Ditmaal scoren onze tienjarigen het laagst van heel Europa op begrijpend lezen, en dat is lang niet de enige sombere bevinding in het internationale onderzoek.

Welk cijfer uit de PIRLS-studie heeft u het meest geschokt? De 6 procent jongeren die zelfs het laagste niveau van lezen niet halen? Of de vier op de tien kinderen die met honger naar school gaan?

“Dat laatste cijfer deed me echt versteld staan. Wij zijn toch een van de meest welvarende regio’s ter wereld?

Wim Van Lancker (professor sociaal werk en sociaal beleid aan KU Leuven, red.) denkt dat dit geen indicatie is van stijgende armoede of van meer lege brooddozen. Ik deel die analyse.

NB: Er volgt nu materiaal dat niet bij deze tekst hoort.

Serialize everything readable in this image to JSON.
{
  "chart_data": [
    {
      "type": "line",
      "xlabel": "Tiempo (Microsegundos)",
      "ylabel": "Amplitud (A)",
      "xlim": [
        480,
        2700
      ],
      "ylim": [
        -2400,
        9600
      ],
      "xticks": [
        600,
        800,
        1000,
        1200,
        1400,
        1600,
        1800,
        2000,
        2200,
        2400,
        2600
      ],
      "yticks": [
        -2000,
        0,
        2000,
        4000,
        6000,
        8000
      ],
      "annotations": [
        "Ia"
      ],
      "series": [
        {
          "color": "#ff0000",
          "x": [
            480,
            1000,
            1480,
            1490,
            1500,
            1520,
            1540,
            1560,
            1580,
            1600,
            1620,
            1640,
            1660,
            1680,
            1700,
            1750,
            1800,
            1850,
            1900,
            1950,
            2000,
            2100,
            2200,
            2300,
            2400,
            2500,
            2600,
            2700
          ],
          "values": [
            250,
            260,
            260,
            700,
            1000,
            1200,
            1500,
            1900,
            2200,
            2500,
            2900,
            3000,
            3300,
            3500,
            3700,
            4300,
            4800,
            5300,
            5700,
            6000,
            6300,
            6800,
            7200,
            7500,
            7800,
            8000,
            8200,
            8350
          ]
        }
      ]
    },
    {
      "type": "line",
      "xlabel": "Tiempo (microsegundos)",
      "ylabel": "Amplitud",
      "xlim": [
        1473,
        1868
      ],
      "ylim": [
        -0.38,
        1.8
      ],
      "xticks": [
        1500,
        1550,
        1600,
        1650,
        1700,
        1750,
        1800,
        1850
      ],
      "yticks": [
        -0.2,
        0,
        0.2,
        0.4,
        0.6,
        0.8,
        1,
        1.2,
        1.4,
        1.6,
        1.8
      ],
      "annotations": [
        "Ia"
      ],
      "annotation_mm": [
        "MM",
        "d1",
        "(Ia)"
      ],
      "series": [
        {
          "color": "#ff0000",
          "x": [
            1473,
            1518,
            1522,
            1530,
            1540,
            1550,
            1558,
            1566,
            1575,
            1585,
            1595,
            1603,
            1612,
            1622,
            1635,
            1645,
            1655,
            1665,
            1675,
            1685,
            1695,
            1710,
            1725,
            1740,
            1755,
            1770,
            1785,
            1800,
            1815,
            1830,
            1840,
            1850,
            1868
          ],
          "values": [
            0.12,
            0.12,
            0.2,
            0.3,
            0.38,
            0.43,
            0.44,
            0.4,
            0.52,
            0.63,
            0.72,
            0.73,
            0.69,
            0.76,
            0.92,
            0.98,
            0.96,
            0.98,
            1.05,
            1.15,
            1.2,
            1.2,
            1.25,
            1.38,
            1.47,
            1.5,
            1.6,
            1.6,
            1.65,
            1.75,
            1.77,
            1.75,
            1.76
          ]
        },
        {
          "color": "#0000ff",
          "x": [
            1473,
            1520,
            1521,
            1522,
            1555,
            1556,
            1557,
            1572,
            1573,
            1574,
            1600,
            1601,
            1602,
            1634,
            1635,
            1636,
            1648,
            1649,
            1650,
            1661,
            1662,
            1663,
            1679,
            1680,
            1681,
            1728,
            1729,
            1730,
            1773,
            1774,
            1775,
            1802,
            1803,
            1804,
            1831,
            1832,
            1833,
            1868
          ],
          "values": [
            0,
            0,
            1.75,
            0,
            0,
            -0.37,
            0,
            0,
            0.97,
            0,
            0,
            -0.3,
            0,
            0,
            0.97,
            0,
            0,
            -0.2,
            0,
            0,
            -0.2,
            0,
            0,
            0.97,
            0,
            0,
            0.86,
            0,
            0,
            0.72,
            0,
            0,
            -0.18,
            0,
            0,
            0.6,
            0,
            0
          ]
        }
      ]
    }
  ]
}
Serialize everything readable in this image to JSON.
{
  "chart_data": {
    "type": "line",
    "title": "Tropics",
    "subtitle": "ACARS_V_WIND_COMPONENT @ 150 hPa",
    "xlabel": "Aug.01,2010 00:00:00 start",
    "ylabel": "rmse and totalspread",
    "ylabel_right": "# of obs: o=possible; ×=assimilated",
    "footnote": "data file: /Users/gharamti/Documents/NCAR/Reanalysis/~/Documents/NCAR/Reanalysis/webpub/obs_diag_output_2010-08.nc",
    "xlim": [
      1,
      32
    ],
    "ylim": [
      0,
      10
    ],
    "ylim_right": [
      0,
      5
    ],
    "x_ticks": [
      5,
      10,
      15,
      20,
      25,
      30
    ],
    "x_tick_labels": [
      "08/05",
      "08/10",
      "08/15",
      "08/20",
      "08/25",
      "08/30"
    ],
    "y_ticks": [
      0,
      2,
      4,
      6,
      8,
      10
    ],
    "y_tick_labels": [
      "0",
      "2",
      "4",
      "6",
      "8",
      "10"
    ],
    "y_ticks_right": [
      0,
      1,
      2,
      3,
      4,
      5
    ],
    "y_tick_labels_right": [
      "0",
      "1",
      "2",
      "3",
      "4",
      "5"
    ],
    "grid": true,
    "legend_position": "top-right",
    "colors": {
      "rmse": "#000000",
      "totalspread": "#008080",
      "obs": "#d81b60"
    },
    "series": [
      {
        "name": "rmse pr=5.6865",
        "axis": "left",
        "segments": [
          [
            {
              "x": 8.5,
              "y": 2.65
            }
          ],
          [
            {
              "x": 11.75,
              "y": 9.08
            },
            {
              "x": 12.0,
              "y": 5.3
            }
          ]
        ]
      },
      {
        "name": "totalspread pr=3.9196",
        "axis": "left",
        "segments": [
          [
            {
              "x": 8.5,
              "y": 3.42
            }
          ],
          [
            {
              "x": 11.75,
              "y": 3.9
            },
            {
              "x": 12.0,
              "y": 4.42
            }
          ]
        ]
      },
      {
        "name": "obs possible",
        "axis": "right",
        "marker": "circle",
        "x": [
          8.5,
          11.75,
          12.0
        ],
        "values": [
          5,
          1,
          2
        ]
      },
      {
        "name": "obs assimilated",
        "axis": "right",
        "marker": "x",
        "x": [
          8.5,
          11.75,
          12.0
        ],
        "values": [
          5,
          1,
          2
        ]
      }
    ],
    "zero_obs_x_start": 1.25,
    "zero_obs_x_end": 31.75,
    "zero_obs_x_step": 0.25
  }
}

“Uit eerdere studies blijkt dat iets meer dan tienduizend kinderen dagelijks geen voedzame maaltijd krijgen thuis. Dat is wellicht een correcter cijfer.

“Wat hier misschien kan spelen, is dat minder gezinnen tijd steken in het ontbijt en kinderen daardoor met honger op de schoolbanken zitten. Ik wil wel niet gezegd hebben dat we armoede moeten negeren. Zeker niet. Als een kind honger heeft, kan het moeilijker opletten. Daar bestaat geen twijfel over.”

Stoort die 6 procent kinderen, die het basisniveau lezen niet haalt, u dan meer?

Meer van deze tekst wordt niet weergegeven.